Chasing Your Tail

This week I spoke with a public official about whether to keep or redevelop an old exhibit hall.  A consultant claimed that every dollar spent there had six dollars of impact.  But with most of the spending from local people attending day shows, little of this “impact” was money new to the economy.  The “impact” number was like the RPM on an animal chasing its tail, and not a measure of how far or fast it was actually traveling.

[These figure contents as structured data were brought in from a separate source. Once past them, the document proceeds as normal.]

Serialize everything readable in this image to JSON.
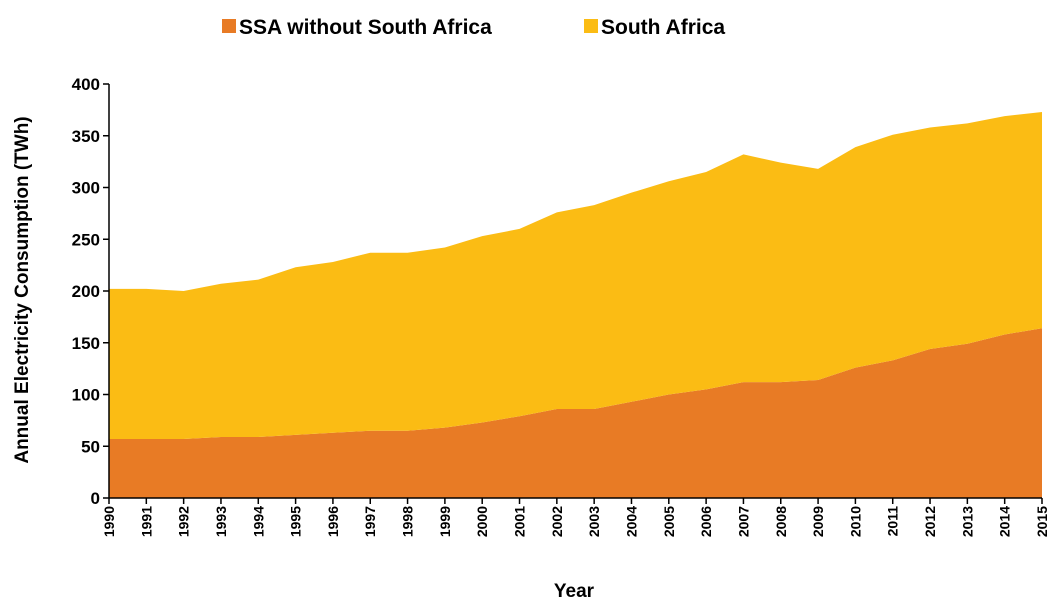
{
  "chart_data": {
    "type": "area",
    "stacked": true,
    "title": "",
    "xlabel": "Year",
    "ylabel": "Annual Electricity Consumption (TWh)",
    "ylim": [
      0,
      400
    ],
    "yticks": [
      0,
      50,
      100,
      150,
      200,
      250,
      300,
      350,
      400
    ],
    "grid": false,
    "legend_position": "top",
    "categories": [
      "1990",
      "1991",
      "1992",
      "1993",
      "1994",
      "1995",
      "1996",
      "1997",
      "1998",
      "1999",
      "2000",
      "2001",
      "2002",
      "2003",
      "2004",
      "2005",
      "2006",
      "2007",
      "2008",
      "2009",
      "2010",
      "2011",
      "2012",
      "2013",
      "2014",
      "2015"
    ],
    "series": [
      {
        "name": "SSA without South Africa",
        "color": "#E87B25",
        "values": [
          57,
          57,
          57,
          59,
          59,
          61,
          63,
          65,
          65,
          68,
          73,
          79,
          86,
          86,
          93,
          100,
          105,
          112,
          112,
          114,
          126,
          133,
          144,
          149,
          158,
          164
        ]
      },
      {
        "name": "South Africa",
        "color": "#FBBC14",
        "values": [
          145,
          145,
          143,
          148,
          152,
          162,
          165,
          172,
          172,
          174,
          180,
          181,
          190,
          197,
          202,
          206,
          210,
          220,
          212,
          204,
          213,
          218,
          214,
          213,
          211,
          209
        ]
      }
    ]
  }
}
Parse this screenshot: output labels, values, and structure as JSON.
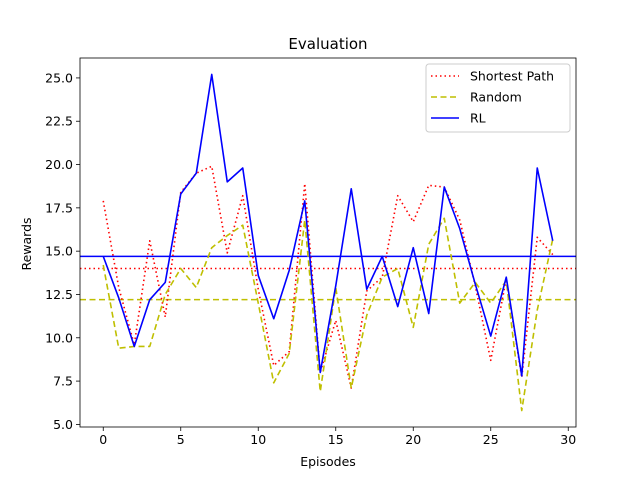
{
  "chart_data": {
    "type": "line",
    "title": "Evaluation",
    "xlabel": "Episodes",
    "ylabel": "Rewards",
    "xlim": [
      -1.5,
      30.5
    ],
    "ylim": [
      4.85,
      26.15
    ],
    "xticks": [
      0,
      5,
      10,
      15,
      20,
      25,
      30
    ],
    "yticks": [
      5.0,
      7.5,
      10.0,
      12.5,
      15.0,
      17.5,
      20.0,
      22.5,
      25.0
    ],
    "ytick_labels": [
      "5.0",
      "7.5",
      "10.0",
      "12.5",
      "15.0",
      "17.5",
      "20.0",
      "22.5",
      "25.0"
    ],
    "legend_position": "top-right",
    "grid": false,
    "x": [
      0,
      1,
      2,
      3,
      4,
      5,
      6,
      7,
      8,
      9,
      10,
      11,
      12,
      13,
      14,
      15,
      16,
      17,
      18,
      19,
      20,
      21,
      22,
      23,
      24,
      25,
      26,
      27,
      28,
      29
    ],
    "series": [
      {
        "name": "Shortest Path",
        "color": "#ff0000",
        "style": "dotted",
        "mean": 14.0,
        "values": [
          17.9,
          12.9,
          9.6,
          15.6,
          11.2,
          18.4,
          19.5,
          19.9,
          14.9,
          18.2,
          12.8,
          8.4,
          9.2,
          18.9,
          8.0,
          11.0,
          7.1,
          12.7,
          13.5,
          18.2,
          16.7,
          18.8,
          18.7,
          16.8,
          13.0,
          8.7,
          13.4,
          7.7,
          15.8,
          14.8
        ]
      },
      {
        "name": "Random",
        "color": "#bfbf00",
        "style": "dashed",
        "mean": 12.2,
        "values": [
          14.2,
          9.4,
          9.5,
          9.5,
          12.5,
          14.0,
          12.9,
          15.2,
          15.9,
          16.5,
          12.0,
          7.4,
          9.1,
          16.8,
          6.9,
          12.9,
          7.1,
          11.3,
          13.5,
          14.0,
          10.6,
          15.4,
          16.9,
          12.0,
          13.2,
          12.0,
          13.3,
          5.8,
          11.6,
          15.7
        ]
      },
      {
        "name": "RL",
        "color": "#0000ff",
        "style": "solid",
        "mean": 14.7,
        "values": [
          14.7,
          12.3,
          9.5,
          12.2,
          13.2,
          18.3,
          19.5,
          25.2,
          19.0,
          19.8,
          13.6,
          11.1,
          13.9,
          17.9,
          8.0,
          13.0,
          18.6,
          12.8,
          14.7,
          11.8,
          15.2,
          11.4,
          18.7,
          16.3,
          13.1,
          10.1,
          13.5,
          7.8,
          19.8,
          15.6
        ]
      }
    ]
  }
}
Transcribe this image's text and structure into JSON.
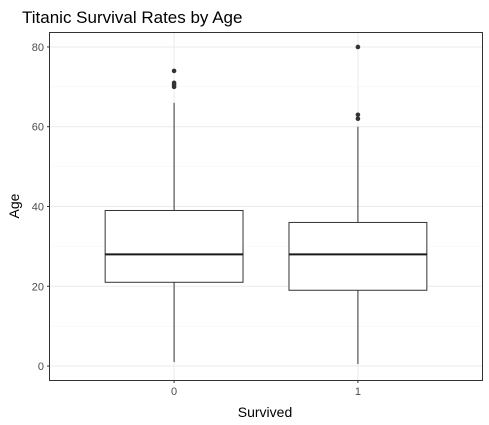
{
  "chart_data": {
    "type": "boxplot",
    "title": "Titanic Survival Rates by Age",
    "xlabel": "Survived",
    "ylabel": "Age",
    "ylim": [
      -3.5,
      83.5
    ],
    "yticks": [
      0,
      20,
      40,
      60,
      80
    ],
    "categories": [
      "0",
      "1"
    ],
    "boxes": [
      {
        "category": "0",
        "whisker_low": 1,
        "q1": 21,
        "median": 28,
        "q3": 39,
        "whisker_high": 66,
        "outliers": [
          70,
          70.5,
          71,
          74
        ]
      },
      {
        "category": "1",
        "whisker_low": 0.5,
        "q1": 19,
        "median": 28,
        "q3": 36,
        "whisker_high": 60,
        "outliers": [
          62,
          63,
          80
        ]
      }
    ],
    "grid": true,
    "legend": "none",
    "colors": {
      "box_fill": "#ffffff",
      "box_stroke": "#333333",
      "median": "#1a1a1a",
      "outlier": "#333333",
      "grid_major": "#ebebeb",
      "grid_minor": "#f5f5f5",
      "panel_border": "#333333"
    }
  }
}
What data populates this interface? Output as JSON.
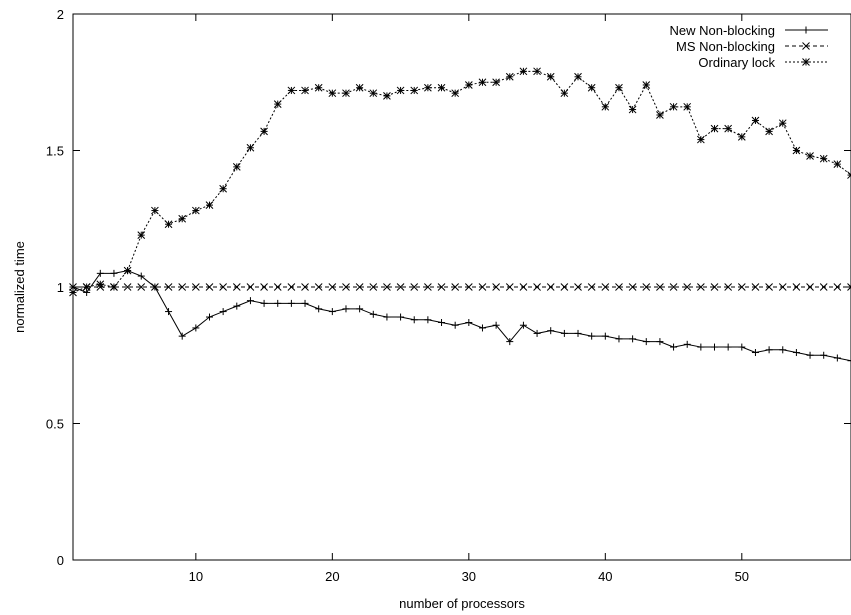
{
  "chart_data": {
    "type": "line",
    "title": "",
    "xlabel": "number of processors",
    "ylabel": "normalized time",
    "xlim": [
      1,
      58
    ],
    "ylim": [
      0,
      2
    ],
    "xticks": [
      10,
      20,
      30,
      40,
      50
    ],
    "yticks": [
      0,
      0.5,
      1,
      1.5,
      2
    ],
    "xtick_labels": [
      "10",
      "20",
      "30",
      "40",
      "50"
    ],
    "ytick_labels": [
      "0",
      "0.5",
      "1",
      "1.5",
      "2"
    ],
    "grid": false,
    "legend_position": "top-right",
    "x": [
      1,
      2,
      3,
      4,
      5,
      6,
      7,
      8,
      9,
      10,
      11,
      12,
      13,
      14,
      15,
      16,
      17,
      18,
      19,
      20,
      21,
      22,
      23,
      24,
      25,
      26,
      27,
      28,
      29,
      30,
      31,
      32,
      33,
      34,
      35,
      36,
      37,
      38,
      39,
      40,
      41,
      42,
      43,
      44,
      45,
      46,
      47,
      48,
      49,
      50,
      51,
      52,
      53,
      54,
      55,
      56,
      57,
      58
    ],
    "series": [
      {
        "name": "New Non-blocking",
        "marker": "plus",
        "line": "solid",
        "values": [
          1.0,
          0.98,
          1.05,
          1.05,
          1.06,
          1.04,
          1.0,
          0.91,
          0.82,
          0.85,
          0.89,
          0.91,
          0.93,
          0.95,
          0.94,
          0.94,
          0.94,
          0.94,
          0.92,
          0.91,
          0.92,
          0.92,
          0.9,
          0.89,
          0.89,
          0.88,
          0.88,
          0.87,
          0.86,
          0.87,
          0.85,
          0.86,
          0.8,
          0.86,
          0.83,
          0.84,
          0.83,
          0.83,
          0.82,
          0.82,
          0.81,
          0.81,
          0.8,
          0.8,
          0.78,
          0.79,
          0.78,
          0.78,
          0.78,
          0.78,
          0.76,
          0.77,
          0.77,
          0.76,
          0.75,
          0.75,
          0.74,
          0.73
        ]
      },
      {
        "name": "MS Non-blocking",
        "marker": "x",
        "line": "dashed",
        "values": [
          1.0,
          1.0,
          1.0,
          1.0,
          1.0,
          1.0,
          1.0,
          1.0,
          1.0,
          1.0,
          1.0,
          1.0,
          1.0,
          1.0,
          1.0,
          1.0,
          1.0,
          1.0,
          1.0,
          1.0,
          1.0,
          1.0,
          1.0,
          1.0,
          1.0,
          1.0,
          1.0,
          1.0,
          1.0,
          1.0,
          1.0,
          1.0,
          1.0,
          1.0,
          1.0,
          1.0,
          1.0,
          1.0,
          1.0,
          1.0,
          1.0,
          1.0,
          1.0,
          1.0,
          1.0,
          1.0,
          1.0,
          1.0,
          1.0,
          1.0,
          1.0,
          1.0,
          1.0,
          1.0,
          1.0,
          1.0,
          1.0,
          1.0
        ]
      },
      {
        "name": "Ordinary lock",
        "marker": "star",
        "line": "dotted",
        "values": [
          0.98,
          1.0,
          1.01,
          1.0,
          1.06,
          1.19,
          1.28,
          1.23,
          1.25,
          1.28,
          1.3,
          1.36,
          1.44,
          1.51,
          1.57,
          1.67,
          1.72,
          1.72,
          1.73,
          1.71,
          1.71,
          1.73,
          1.71,
          1.7,
          1.72,
          1.72,
          1.73,
          1.73,
          1.71,
          1.74,
          1.75,
          1.75,
          1.77,
          1.79,
          1.79,
          1.77,
          1.71,
          1.77,
          1.73,
          1.66,
          1.73,
          1.65,
          1.74,
          1.63,
          1.66,
          1.66,
          1.54,
          1.58,
          1.58,
          1.55,
          1.61,
          1.57,
          1.6,
          1.5,
          1.48,
          1.47,
          1.45,
          1.41
        ]
      }
    ]
  }
}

Pride and prosperity--real wealth--comes from adding value in making and selling something to the world.  Several years ago the city manager of Port Townsend asked me to measure the economic importance of leading industries there, which include tourism and boatbuilding.  The single largest local private company is Safeway, which enjoys a good business selling beer and charcoal briquets to tourists.  Clearly, though, most of the money that comes in for this  goes back out to pay Budweiser and Kingsford for the cost of goods sold, a REIT for rent, and Puget Sound Electric for power.  Meanwhile, across town in the boatyard,  about 70 percent of  $500,000 repair contracts goes to local boatwrights, electricians, riggers, and naval architects.  Where do you think more of the spending stuck?  Which activity is really moving putting the food on the table for this place?  In practice, it takes both, but we need to give special attention to the “traded sector” activities that really bring the money in.